Wait! Stop! Don’t tell me! I haven’t seen it yet!
How many times have I said something along these lines, in a frantic attempt to stop someone from ruining the end of a movie? Seriously, it’s close to a state of panic at times. I always try to be careful about what I say, too, making sure I ask if people have seen a movie before discussing it in front of them. I would not want to commit this atrocity! How would I ever forgive myself?
A friend of mine argues for the “5 year rule,” meaning, if the flick has been out more than five years, people have had plenty of opportunity to see it, so there is no guilt in revealing the conclusion. I tend to disagree. Maybe they’ll still watch it some day, and I certainly don’t want to be the one who ruined the surprise.
Why is this so important to me? Knowing the end takes the fun out of watching, right? It seems pointless to invest the two hours if the outcome is already known. Viewers want to see for themselves how things turn out, not be told beforehand. For me, the adventure, surprise, and fun of the entertainment are, if not completely spoiled, at least dimmed.

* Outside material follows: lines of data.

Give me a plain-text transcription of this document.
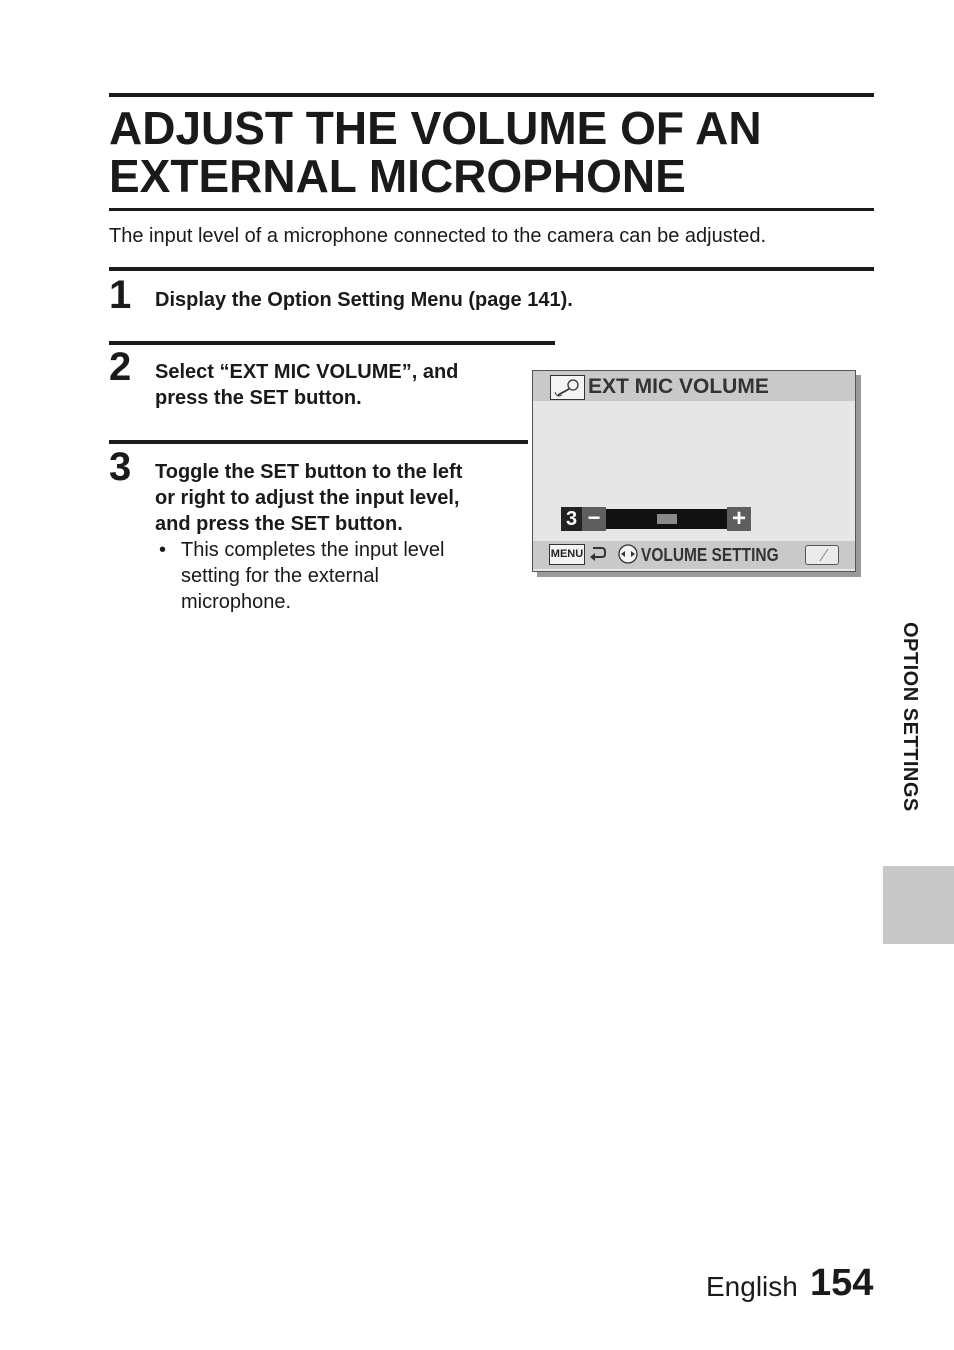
ADJUST THE VOLUME OF AN
EXTERNAL MICROPHONE
The input level of a microphone connected to the camera can be adjusted.
1 Display the Option Setting Menu (page 141).
2 Select “EXT MIC VOLUME”, and
press the SET button.
3 Toggle the SET button to the left
or right to adjust the input level,
and press the SET button.
• This completes the input level
setting for the external
microphone.
EXT MIC VOLUME
3 −	+
MENU	VOLUME SETTING
OPTION SETTINGS
English 154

So, why am I so different with life? The not knowing, the lack of control, the unexpected plot twists – why not embrace these too? At times I get consumed with the thought of dying. It could happen any day, any way. Then comes eternity, and I want to know exactly what that will be like. But, do I really want to know the details of it all? Wouldn’t that take away some joy during life? Why be so paranoid about ruining the enjoyment of a Hollywood production, and yet be obsessed with knowing the end of my own movie? Wouldn’t I spoil that too, by seeing the end first, by knowing the conclusion before seeing the rest in its entirety? Do I not trust God, as director and producer, to know best what should be revealed when in the story, and to write a script with the right ending?

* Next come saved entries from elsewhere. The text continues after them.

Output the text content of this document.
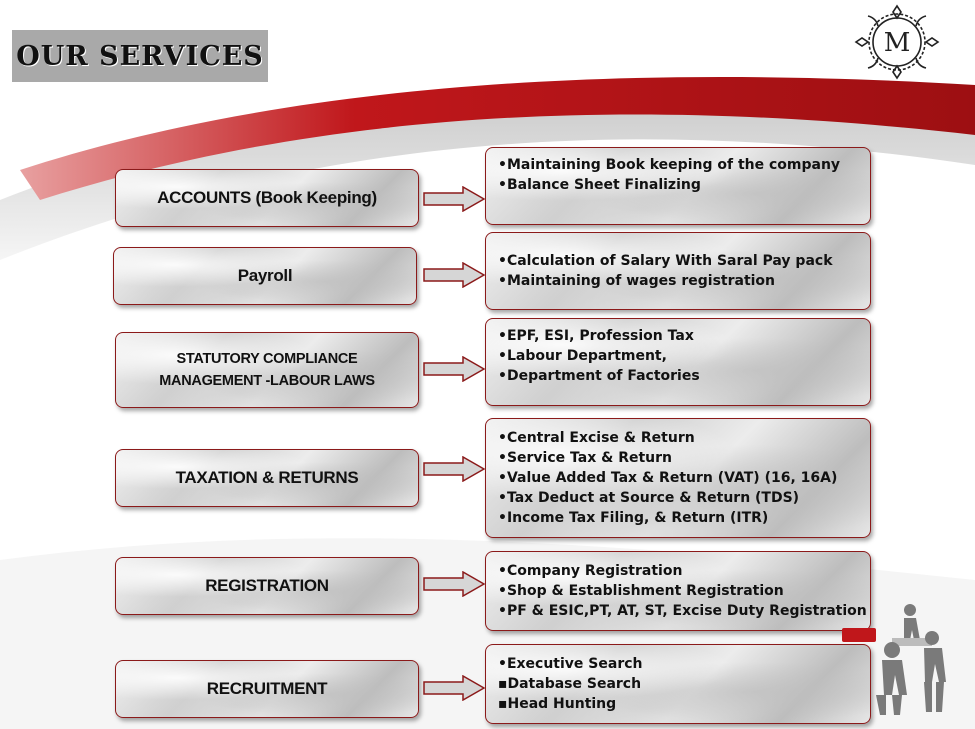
OUR SERVICES	M
ACCOUNTS (Book Keeping)
•Maintaining Book keeping of the company
•Balance Sheet Finalizing
Payroll
•Calculation of Salary With Saral Pay pack
•Maintaining of wages registration
STATUTORY COMPLIANCE
MANAGEMENT -LABOUR LAWS
•EPF, ESI, Profession Tax
•Labour Department,
•Department of Factories
TAXATION & RETURNS
•Central Excise & Return
•Service Tax & Return
•Value Added Tax & Return (VAT) (16, 16A)
•Tax Deduct at Source & Return (TDS)
•Income Tax Filing, & Return (ITR)
REGISTRATION
•Company Registration
•Shop & Establishment Registration
•PF & ESIC,PT, AT, ST, Excise Duty Registration
RECRUITMENT
•Executive Search
▪Database Search
▪Head Hunting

Instead of worrying about what may happen in the next scene, I could enjoy the current one, and look forward to seeing where it leads. Instead of filling my mind with scenarios, playing out every possibility in an attempt to prepare myself, I can sit back and wait for the Writer to reveal things. Better than Spielberg or Lucas, He knows best what I should see now and what should remain a mystery.
Besides, while I think I am the star of the show at times, it’s really not about me:
And he died for all, that those who live should no longer live for themselves but for him who died for them and was raised again. 2 Corinthians 5:15
All things were created by him and for him. Colossians 1:16
And as for death and eternity, Paul points out in Philippians 1:21 that to live is Christ and to die is gain.
So, while I realize I do have my part to play, maybe I should be less concerned with knowing exactly how things will turn out, and more concerned with trusting God and letting the movie play out. Grab some popcorn, and enjoy His feature presentation.